Please be advised, this Accident and Sickness Insurance Plan, underwritten by Chubb Life insurance company (Canada), is only in effect until the end of 2021. These forms should only be used to file claims for expenses incurred before December 31, 2021 or for ongoing expenses that continued into the new year.
Forms and contact information for expenses incurred as of January 1, 2022, are available here
and should be submitted to the current plan provider, Crawford & Company.
Questions about your individual coverage or a claim under this expired insurance plan should be directed to Chubb.
Chubb Life Insurance Company of Canada
2500 - 199 Bay Street
P.O. Box 139, Commerce Court Postal Station
Toronto, ON M5L 1E2
Medical claims:: 1-866-356-5662
Income replacement claims: 1-877-772-7797
General email: CAEA.Claims@Chubb.com
Medical / Paramedical Claim Forms
Use this form to claim reimbursement for dental expenses incurred when treatment is required as a result of an accident. If the accident occurs while on contract, the reimbursement is no more than 80% per cent to a maximum of $2,500. If you are eligible for off-contract coverage, the reimbursement rate is 50% per cent. Note that this form must accompany a standard dental claim form completed by your dentist.
Health and Wellness
This form is applicable to a variety of miscellaneous services and expenses as described on Page 2 of the form. There is an annual allowance of $100 for all members, whether you are on or off contract.

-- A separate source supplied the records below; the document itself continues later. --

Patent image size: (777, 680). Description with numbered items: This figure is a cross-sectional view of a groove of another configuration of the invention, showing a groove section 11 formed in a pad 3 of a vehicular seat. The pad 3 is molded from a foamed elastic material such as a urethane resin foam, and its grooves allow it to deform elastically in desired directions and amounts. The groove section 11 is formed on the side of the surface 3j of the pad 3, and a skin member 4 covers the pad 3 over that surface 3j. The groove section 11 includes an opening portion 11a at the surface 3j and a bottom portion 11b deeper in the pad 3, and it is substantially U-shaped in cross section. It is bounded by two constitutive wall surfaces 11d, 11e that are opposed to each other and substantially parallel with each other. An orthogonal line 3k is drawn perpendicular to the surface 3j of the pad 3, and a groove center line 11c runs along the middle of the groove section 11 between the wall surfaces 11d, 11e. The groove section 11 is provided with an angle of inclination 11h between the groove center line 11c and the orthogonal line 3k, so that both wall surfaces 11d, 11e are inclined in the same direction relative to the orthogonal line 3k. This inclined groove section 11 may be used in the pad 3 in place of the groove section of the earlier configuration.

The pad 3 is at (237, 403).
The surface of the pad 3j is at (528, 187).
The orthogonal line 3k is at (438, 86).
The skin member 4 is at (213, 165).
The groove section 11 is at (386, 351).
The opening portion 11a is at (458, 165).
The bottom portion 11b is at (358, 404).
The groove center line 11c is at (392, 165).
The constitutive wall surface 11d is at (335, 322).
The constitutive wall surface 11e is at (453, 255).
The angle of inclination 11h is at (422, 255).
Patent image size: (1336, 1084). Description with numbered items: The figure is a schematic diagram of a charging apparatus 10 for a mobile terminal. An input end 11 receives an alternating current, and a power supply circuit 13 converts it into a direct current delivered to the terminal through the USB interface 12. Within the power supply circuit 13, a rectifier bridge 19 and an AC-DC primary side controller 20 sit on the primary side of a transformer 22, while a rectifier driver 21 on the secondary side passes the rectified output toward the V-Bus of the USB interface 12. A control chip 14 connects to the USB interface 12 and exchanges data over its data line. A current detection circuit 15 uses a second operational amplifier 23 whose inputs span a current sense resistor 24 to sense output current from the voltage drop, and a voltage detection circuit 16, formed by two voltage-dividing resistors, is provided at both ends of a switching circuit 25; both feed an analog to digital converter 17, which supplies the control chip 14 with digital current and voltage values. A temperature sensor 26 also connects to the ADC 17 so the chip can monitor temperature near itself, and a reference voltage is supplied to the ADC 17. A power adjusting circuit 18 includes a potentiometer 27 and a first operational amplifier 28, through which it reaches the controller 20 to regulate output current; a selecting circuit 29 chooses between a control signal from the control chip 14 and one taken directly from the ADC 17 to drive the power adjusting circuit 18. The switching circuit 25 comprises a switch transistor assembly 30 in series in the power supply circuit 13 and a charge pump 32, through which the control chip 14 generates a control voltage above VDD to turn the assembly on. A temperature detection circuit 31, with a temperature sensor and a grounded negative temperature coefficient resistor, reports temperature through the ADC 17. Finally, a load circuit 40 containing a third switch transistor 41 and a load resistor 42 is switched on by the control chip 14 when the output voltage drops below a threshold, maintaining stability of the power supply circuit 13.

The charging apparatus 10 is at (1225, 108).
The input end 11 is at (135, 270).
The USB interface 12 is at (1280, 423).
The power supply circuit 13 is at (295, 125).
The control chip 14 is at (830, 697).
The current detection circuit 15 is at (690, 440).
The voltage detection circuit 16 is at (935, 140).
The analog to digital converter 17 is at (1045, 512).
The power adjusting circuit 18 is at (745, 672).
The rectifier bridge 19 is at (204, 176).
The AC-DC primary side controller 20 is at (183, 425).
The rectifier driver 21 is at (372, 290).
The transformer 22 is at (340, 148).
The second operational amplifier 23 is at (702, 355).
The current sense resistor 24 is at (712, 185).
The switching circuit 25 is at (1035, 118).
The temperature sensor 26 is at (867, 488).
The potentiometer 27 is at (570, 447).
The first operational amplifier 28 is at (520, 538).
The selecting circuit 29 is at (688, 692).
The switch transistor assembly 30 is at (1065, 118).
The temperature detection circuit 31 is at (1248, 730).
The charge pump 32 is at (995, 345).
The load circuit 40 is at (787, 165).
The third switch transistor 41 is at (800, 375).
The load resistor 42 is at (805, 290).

Medical / Paramedical Claimant Statement
Use this claim form for expenses related to physical therapies, medical expenses and alternative medicine. Note that maximums for physical therapies are different for all members: either $600 or $1,200 per treatment depending on your contract. Also, medical expenses have a collective maximum of $5,000 and alternative medicines have a collective maximum of $750. Supporting documentation may be required.
This form may be required depending on your claim situation and should accompany your Medical/Paramedical Claim Form.
Income Replacement Benefit Claim Forms
Attending Physician Statement
This form needs to accompany your Income Replacement Benefits Claim Form. It must be completed by your physician.
Use this form to apply for income replacement if you need to drop out of a current or upcoming contract due to illness or injury. If you are working, you are insured for 60% per cent of your contractual weekly fee to a maximum of $1,500 per week for up to 52 weeks. Additional supporting documentation is required.
Insurance Policy Maximums and Customary Fees
Insurance plan provider chart identifying policy benefit, eligibility, reimbursement, policy maximums and occurrence.
Reasonable and Customary Fee Guide
Reasonable and Customary Charges for Paramedical Services correspond to the maximum acceptable amounts as established by the insurance plan provider, for certain services, according to their average cost in any given region.